Rooms that move by mobile air-flooring

The floors for the executive floors move by mobile air-flooring. When I learned about the new phenomenon of the mobile floors, I thought it could be a nice technological solution for the people who work in the building. At the same time, I was happy to show how accessible design is for different social groups.

Photograph: Cho Sang-won/Panos Pictures

Tenants of the other floors in the building come in and out by the escalators that we installed. There are two types of escalators. One escalator is that you walk on, and is entirely free, and you take a small step on the steps. The other escalator we installed is like the elevators: the elevator buttons are superimposed in a doorway and your move is mapped to a step on the escalator.

The promenade

The promenade is very different from what we expected. We had to sacrifice many important features in order to make the building comfortable for people.

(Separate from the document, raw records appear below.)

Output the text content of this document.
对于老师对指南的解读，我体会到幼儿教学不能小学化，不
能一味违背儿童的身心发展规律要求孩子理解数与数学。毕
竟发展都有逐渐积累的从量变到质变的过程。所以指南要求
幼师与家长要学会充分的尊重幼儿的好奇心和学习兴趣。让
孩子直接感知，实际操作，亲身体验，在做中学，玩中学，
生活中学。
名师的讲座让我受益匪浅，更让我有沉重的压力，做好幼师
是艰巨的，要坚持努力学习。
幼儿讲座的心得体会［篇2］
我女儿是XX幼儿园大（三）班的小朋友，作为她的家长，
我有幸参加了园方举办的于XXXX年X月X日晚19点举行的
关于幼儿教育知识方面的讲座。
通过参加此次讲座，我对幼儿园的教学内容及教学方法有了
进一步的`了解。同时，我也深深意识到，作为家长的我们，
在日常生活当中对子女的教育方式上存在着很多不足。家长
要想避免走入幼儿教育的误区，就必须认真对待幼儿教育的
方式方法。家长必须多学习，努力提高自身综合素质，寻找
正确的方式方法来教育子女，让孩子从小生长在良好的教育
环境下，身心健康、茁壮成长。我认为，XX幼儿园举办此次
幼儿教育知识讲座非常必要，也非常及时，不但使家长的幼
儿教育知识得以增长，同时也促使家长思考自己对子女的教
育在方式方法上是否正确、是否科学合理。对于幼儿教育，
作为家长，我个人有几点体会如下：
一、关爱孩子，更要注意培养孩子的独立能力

When we thought we would have staff cars in there, we found out that the government wouldn’t allow for taxis to bring their cars there. Also, the government doesn’t allow a lot of trees to grow within a transport hub, so we had to find other ways to connect to the public spaces. We had to offer certain features that are not accessible to people with disabilities or the elderly.

We felt that it was important to make the ordinary interesting – to provide aesthetic steps to make people feel that the city is alive and a part of their daily lives.

In the future, we expect that with this kind of new technology we will be able to make buildings out of recyclable materials and what would otherwise be thrown away. By design, [it] is possible to cover our cities with materials that we would take out and throw away. We have been able to make every government department collect used materials.